Добавить в цитаты Настройки чтения

Страница 99 из 106

– Кого же?

– А никого! – Женя презрительно-торжествующе рассмеялся в лицо собеседнику. – В конце концов это просто дешево – разыгрывать передо мной такие мелодрамы. Неужели я мог не понять, во что Вы втягиваете меня предложением сделать такой безнравственный выбор? Вы спутали бы меня – эдак невзначай по рукам и ногам – принятием ваших правил игры, а потом ненароком оставили бы в живых… Спасибо! Впрочем – так ли это дешево? Я был уверен в полной победе – подходящий момент для реванша… Но я увидел Вашу игру на несколько ходов вперед – не угодно ли удостовериться? Скорее всего, вопрос: «кого же?» – должен был вызвать у меня колебание… Следующим ходом было бы предложение подождать, подумать, которое я, скорее всего, принял бы, не так ли? Само собой, думать я отправился бы уже в одиночку. А потом, когда я ответил бы, кого, тут же выяснилось бы, что я, именно относительно данного человека, долго думал… Я продолжаю угадывать, не так ли?

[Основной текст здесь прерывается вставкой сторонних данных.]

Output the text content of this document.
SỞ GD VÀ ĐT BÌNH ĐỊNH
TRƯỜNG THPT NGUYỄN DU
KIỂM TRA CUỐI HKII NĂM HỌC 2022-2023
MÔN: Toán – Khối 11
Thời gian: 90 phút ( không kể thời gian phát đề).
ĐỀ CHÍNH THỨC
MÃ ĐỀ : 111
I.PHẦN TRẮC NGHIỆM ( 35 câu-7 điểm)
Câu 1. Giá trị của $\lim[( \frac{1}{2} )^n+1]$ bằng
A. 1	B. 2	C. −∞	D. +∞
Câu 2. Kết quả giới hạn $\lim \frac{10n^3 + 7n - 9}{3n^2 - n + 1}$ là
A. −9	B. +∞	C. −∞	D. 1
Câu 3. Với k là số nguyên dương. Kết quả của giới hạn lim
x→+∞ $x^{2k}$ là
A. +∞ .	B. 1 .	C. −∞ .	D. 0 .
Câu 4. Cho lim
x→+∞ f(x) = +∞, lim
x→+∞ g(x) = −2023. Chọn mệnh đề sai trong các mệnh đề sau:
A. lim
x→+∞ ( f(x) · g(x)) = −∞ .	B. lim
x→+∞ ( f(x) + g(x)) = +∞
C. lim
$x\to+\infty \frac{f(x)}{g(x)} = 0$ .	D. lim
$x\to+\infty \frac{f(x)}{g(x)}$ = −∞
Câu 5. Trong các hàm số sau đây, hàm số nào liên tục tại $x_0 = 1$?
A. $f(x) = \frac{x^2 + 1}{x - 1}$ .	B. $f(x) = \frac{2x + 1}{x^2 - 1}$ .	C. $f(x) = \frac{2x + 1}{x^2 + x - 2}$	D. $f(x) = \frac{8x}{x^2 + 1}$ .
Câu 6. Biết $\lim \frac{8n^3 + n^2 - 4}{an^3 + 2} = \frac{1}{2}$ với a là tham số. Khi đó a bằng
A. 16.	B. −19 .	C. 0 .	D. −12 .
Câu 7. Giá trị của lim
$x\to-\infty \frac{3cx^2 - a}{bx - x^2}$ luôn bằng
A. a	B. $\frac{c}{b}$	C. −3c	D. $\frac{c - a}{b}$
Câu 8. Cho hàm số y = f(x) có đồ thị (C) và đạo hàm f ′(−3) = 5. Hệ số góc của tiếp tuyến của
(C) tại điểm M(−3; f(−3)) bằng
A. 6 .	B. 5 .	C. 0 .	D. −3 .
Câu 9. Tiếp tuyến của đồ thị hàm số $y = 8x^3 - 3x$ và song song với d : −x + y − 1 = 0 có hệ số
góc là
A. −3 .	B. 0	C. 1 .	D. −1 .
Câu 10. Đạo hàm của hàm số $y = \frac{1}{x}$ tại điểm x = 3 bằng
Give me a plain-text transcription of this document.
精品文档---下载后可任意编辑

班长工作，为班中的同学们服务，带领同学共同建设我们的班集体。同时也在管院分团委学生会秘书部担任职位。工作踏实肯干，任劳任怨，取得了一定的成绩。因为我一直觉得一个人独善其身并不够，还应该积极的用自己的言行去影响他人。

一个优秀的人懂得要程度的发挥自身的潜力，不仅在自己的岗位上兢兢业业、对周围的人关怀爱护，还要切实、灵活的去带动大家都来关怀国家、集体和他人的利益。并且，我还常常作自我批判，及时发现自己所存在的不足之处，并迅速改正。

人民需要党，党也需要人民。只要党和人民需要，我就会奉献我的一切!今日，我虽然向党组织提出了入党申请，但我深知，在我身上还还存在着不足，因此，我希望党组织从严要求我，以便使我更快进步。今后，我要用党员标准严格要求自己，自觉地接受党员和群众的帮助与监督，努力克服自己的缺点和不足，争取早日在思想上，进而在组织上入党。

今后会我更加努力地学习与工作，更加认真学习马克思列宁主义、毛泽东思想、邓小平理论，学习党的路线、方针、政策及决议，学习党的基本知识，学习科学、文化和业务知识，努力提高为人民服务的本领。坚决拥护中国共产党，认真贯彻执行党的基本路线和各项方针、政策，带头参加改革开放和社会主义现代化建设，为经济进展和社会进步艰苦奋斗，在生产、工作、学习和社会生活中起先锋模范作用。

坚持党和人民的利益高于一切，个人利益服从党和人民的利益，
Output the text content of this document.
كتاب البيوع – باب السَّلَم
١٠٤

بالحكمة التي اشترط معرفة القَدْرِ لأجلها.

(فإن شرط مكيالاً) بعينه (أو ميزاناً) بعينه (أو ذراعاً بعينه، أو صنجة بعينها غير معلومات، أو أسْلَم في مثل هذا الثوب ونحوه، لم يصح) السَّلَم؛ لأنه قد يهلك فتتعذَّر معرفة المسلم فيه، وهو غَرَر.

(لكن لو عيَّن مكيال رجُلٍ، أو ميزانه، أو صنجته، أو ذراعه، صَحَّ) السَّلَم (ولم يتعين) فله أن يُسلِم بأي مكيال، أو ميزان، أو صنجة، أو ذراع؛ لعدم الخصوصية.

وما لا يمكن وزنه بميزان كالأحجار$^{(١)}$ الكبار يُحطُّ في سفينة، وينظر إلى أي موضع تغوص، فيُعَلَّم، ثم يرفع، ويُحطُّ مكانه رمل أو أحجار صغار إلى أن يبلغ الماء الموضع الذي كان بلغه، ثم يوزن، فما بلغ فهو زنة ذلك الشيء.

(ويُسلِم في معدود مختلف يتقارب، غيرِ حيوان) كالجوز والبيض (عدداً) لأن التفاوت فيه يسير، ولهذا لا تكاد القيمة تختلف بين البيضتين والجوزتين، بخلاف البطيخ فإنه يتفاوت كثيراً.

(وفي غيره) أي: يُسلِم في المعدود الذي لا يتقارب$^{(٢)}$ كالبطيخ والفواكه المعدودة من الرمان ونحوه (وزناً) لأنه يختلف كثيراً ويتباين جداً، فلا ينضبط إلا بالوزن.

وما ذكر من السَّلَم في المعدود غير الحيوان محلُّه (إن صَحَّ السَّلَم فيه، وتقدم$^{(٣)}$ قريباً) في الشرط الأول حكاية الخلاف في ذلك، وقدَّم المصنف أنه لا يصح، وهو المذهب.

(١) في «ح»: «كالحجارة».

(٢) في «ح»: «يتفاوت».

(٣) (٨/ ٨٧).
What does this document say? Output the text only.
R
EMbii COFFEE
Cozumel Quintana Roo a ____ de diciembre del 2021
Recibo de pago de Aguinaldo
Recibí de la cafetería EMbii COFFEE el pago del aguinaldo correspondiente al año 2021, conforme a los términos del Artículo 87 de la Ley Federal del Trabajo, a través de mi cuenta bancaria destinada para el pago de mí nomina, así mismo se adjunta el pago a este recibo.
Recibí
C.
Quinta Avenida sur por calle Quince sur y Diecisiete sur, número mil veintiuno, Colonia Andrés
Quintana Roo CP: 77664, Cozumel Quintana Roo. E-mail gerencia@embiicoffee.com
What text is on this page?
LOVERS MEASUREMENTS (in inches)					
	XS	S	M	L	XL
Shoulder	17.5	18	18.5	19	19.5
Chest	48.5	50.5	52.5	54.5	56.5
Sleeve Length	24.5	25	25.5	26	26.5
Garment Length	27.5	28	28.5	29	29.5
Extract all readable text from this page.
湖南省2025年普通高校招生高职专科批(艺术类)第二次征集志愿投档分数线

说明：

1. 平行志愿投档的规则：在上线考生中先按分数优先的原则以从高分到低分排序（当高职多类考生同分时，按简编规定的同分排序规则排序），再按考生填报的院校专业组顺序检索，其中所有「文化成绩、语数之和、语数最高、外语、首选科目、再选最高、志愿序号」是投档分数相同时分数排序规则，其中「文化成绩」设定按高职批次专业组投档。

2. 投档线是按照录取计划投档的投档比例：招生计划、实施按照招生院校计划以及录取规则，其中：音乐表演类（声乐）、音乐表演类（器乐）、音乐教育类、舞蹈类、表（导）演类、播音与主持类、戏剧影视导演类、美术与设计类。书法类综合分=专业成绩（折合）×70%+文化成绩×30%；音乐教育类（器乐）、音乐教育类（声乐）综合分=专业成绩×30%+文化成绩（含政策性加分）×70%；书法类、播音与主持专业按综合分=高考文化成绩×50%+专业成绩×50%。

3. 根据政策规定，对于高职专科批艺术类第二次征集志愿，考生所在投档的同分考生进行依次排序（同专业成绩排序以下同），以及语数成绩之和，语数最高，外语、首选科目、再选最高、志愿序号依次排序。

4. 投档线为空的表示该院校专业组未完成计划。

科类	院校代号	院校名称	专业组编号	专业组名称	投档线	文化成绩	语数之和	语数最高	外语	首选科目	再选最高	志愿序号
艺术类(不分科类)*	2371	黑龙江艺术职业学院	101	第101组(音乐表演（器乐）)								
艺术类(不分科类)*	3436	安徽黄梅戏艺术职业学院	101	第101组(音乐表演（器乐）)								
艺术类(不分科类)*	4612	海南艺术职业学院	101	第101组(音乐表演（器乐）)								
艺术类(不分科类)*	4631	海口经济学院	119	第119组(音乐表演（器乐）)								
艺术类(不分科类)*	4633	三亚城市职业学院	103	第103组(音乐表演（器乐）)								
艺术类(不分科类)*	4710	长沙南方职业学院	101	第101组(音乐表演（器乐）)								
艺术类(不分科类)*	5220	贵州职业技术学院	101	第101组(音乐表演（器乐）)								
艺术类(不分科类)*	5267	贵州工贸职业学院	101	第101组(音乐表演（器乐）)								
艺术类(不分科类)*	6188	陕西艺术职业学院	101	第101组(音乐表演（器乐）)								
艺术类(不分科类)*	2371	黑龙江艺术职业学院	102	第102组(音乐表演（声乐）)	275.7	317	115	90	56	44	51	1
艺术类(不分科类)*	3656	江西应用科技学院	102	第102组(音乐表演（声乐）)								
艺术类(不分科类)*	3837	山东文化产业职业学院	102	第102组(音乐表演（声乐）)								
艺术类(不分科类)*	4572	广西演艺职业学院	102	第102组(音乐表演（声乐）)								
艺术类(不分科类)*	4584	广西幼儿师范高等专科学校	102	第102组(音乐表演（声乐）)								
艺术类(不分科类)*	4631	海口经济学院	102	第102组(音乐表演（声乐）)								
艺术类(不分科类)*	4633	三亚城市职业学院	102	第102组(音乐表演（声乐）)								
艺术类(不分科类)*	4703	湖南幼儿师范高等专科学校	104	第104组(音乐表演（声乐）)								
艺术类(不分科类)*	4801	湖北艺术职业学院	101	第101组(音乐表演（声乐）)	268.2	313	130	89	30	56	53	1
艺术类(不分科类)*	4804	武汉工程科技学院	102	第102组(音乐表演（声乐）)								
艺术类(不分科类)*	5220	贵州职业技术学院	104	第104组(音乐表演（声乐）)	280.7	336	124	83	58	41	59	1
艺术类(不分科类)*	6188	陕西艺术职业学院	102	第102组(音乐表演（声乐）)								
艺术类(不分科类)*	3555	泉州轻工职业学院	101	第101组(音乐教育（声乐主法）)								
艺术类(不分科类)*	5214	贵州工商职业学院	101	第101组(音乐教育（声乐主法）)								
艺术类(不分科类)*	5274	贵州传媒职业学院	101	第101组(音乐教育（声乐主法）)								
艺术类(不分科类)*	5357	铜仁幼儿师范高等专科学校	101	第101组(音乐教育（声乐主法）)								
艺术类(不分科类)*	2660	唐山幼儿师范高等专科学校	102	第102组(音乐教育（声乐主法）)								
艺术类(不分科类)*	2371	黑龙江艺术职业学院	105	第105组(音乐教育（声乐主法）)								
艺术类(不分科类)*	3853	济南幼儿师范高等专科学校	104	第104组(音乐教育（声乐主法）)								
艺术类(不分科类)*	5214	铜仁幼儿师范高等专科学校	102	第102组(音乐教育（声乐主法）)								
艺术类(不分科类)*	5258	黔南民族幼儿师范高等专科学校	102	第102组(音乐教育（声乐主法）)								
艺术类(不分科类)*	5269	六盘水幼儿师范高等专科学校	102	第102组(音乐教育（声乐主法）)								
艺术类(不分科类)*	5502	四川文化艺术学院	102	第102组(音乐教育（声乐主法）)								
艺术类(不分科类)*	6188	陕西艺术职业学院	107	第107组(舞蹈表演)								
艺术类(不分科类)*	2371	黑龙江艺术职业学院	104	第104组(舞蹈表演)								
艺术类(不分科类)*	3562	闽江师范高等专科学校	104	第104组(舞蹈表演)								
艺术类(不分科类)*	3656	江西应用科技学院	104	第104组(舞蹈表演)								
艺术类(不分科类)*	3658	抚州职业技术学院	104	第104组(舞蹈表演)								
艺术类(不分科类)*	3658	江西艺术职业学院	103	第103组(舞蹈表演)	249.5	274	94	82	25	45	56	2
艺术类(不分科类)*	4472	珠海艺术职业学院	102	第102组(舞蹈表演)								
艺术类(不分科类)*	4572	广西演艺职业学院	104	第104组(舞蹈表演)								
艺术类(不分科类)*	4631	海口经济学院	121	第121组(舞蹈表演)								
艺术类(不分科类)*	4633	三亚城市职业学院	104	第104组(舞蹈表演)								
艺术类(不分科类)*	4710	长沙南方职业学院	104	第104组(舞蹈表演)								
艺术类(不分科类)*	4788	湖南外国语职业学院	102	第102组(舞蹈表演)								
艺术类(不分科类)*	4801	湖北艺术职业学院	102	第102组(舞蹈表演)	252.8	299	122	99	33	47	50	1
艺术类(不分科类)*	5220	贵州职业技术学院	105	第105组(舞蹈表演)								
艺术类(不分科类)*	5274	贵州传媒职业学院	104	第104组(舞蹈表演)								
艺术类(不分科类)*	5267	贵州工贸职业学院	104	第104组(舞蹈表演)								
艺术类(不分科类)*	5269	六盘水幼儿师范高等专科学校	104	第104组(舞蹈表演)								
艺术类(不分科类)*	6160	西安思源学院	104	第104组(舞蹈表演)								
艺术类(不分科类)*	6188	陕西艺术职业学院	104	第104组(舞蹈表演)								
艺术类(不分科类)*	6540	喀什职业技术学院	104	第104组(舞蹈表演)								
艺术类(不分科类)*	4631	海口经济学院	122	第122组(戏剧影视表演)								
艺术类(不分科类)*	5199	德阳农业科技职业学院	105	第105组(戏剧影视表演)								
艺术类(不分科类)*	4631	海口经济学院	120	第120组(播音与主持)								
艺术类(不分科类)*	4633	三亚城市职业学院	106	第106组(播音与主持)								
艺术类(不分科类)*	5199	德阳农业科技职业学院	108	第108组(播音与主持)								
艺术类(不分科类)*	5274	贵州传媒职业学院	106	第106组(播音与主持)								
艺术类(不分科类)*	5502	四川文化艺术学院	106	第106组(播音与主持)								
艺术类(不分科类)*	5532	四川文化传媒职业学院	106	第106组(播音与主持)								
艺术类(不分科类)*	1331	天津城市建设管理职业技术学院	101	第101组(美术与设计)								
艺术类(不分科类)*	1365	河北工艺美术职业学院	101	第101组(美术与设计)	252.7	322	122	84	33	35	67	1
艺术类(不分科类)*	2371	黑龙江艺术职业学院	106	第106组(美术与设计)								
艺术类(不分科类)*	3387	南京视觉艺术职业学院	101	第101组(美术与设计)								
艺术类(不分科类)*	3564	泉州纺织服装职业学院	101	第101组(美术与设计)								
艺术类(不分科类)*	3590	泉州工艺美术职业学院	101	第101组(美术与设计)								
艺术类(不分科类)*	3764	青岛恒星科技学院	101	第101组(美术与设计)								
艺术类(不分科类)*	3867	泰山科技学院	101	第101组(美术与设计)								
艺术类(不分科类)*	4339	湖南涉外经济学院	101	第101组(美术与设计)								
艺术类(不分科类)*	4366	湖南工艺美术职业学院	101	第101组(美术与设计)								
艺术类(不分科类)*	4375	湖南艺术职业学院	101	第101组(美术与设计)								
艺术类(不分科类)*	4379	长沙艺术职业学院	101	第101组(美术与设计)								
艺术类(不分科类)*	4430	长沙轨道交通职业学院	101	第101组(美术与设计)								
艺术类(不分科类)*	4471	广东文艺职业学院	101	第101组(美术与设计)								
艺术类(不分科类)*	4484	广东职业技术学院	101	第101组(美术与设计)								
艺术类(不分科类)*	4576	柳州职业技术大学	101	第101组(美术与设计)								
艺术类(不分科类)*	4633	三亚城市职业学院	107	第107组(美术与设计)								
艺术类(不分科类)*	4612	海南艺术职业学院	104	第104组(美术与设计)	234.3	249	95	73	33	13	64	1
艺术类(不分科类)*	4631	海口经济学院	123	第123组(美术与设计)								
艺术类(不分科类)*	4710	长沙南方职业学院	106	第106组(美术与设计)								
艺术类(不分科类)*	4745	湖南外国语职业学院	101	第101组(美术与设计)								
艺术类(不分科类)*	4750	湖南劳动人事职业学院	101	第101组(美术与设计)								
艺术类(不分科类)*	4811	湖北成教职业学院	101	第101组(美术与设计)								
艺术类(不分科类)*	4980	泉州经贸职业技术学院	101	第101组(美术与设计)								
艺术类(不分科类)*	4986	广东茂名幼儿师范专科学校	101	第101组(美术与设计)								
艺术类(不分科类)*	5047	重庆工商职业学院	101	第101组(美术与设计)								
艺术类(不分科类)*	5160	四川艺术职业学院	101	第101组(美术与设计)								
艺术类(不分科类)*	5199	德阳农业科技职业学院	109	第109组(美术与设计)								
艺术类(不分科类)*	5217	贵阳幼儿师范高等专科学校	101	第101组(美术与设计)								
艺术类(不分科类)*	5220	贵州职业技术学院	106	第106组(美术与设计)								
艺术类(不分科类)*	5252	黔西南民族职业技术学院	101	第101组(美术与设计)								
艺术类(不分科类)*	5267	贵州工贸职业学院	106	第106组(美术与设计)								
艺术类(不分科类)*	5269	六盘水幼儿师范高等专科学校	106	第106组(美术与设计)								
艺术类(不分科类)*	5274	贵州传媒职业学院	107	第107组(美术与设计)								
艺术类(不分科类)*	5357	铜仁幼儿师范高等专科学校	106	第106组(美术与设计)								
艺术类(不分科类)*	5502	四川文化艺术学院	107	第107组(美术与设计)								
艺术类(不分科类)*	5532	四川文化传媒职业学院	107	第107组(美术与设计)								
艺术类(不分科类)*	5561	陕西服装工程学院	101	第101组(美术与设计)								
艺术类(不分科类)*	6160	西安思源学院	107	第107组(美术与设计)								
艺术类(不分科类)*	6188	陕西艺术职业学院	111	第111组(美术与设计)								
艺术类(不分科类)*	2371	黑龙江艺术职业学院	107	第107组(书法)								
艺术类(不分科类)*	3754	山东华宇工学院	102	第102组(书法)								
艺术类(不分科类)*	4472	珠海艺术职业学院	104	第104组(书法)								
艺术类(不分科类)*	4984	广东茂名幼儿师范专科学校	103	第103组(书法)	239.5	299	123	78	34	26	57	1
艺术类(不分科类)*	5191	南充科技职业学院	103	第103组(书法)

– Это было бы вернее всего. Но тебе удалось бы все же кого-нибудь спасти, если бы ты ответил сразу, правда – довольно дорогой ценой… Кстати, ты ведь не выходишь пока из нашей логики. Предположим, ты увидел ловушку. Но что из этого? Ради того чтобы остаться чистеньким самому, ты готов пожертвовать нам жизнь, которую все же имеешь возможность спасти. Ведь грех падет на тебя, а не на того, кого ты спасешь… Я открыто говорю тебе – сделай выбор, которого не должен делать, вступи в игру, в которую не должен вступать, но спаси того, кто об этом даже не узнает. А иначе, милый мальчик, выйдет, что твоя чистота для тебя дороже чужой жизни, вдобавок – жизни дорогого человека.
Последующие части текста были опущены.